KANALSATU - Gubernur Jatim Khofifah Indar Parawansa memaparkan tujuh prioritas pembangunan Jatim pada 2023 dalam Musyawarah Perencanaan Pembangunan (Musrenbang) Rencana Kerja Pemerintah Daerah Provinsi Jawa Timur, Selasa (19/4/2022) di Surabaya.

Tujuh prioritas tersebut menurut Khofifah sudah diselaraskan dengan Rencana Kerja Pemerintah (RKP) nasional 2023.

Ketujuh prioritas pembangunan Jatim pada 2023 adalah, Pemulihan ekonomi kerakyatan melalui peningkatan nilai tambah sektor sekunder dan pariwisata, penguatan konektivitas antar wilayah dalam upaya pemerataan hasil pembangunan serta peningkatan layanan infrastruktur.

Selain itu juga peningkatan layanan pendidikan, kesehatan, produktivitas dan daya saing ketenagakerjaan serta pengentasan kemiskinan, peningkatan kepedulian sosial dan pelestarian nilai-nilai budaya lokal.

Selanjutnya peningkatan kemandirian pangan dan pengelolaan sumber daya energi, peningkatan ketahanan bencana dan kualitas lingkungan hidup, dan terakhir adalah peningkatan ketentraman dan ketertiban umum serta peningkatan kualitas pelayanan publik bagi masyarakat Jawa Timur.
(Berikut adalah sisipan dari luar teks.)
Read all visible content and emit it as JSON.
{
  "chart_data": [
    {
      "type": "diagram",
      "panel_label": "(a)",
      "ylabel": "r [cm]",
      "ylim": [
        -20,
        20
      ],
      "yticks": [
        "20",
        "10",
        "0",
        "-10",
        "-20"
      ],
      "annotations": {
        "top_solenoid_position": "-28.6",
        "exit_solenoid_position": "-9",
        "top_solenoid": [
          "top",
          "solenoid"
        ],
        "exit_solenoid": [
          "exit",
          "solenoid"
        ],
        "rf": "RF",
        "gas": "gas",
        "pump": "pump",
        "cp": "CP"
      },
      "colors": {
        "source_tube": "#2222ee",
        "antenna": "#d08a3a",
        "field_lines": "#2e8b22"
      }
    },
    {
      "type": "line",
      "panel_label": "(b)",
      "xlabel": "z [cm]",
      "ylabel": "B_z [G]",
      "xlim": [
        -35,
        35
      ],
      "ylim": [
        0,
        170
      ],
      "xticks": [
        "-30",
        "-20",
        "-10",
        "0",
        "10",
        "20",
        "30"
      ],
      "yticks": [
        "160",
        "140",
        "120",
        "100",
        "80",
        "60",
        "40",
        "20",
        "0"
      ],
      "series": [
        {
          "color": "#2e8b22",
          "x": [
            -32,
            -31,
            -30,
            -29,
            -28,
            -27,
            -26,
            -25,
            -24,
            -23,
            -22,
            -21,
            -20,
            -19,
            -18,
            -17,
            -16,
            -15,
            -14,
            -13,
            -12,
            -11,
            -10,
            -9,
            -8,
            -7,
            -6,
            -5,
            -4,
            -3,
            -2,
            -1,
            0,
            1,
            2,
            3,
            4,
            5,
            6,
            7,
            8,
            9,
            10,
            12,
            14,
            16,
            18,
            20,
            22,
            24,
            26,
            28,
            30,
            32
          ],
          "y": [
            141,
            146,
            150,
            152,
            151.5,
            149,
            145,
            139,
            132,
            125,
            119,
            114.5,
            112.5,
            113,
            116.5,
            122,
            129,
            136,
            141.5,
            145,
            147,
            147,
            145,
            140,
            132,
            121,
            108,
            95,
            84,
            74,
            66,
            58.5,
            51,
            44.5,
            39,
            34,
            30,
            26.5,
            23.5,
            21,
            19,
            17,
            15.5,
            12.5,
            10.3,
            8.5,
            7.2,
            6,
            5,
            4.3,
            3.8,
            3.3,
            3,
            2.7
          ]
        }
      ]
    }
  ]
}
"Ketujuh prioritas pembangunan Jatim pada 2023 tidak lepas dari nilai-nilai Nawa Bhakti Satya yang menjadi ruh pembangunan di Jatim," terang mantan Menteri Sosial ini.

Seiring dengan melandainya kondisi pandemi Covid-19, perekonomian Jawa Timur mulai membaik dengan nilai Pertumbuhan Ekonomi sebesar 3,57% dan berhasil memberikan kontribusi terbesar kedua terhadap pertumbuhan ekonomi pulau Jawa sebesar 25,01%, dan kontribusi terhadap total perekonomian di Indonesia dengan kontribusi sebesar 14,48%.

"Pada 2023, perekonomian Jatim kami target tumbuh sebesar 3,45 sampai 5,15 persen," jelas Khofifah.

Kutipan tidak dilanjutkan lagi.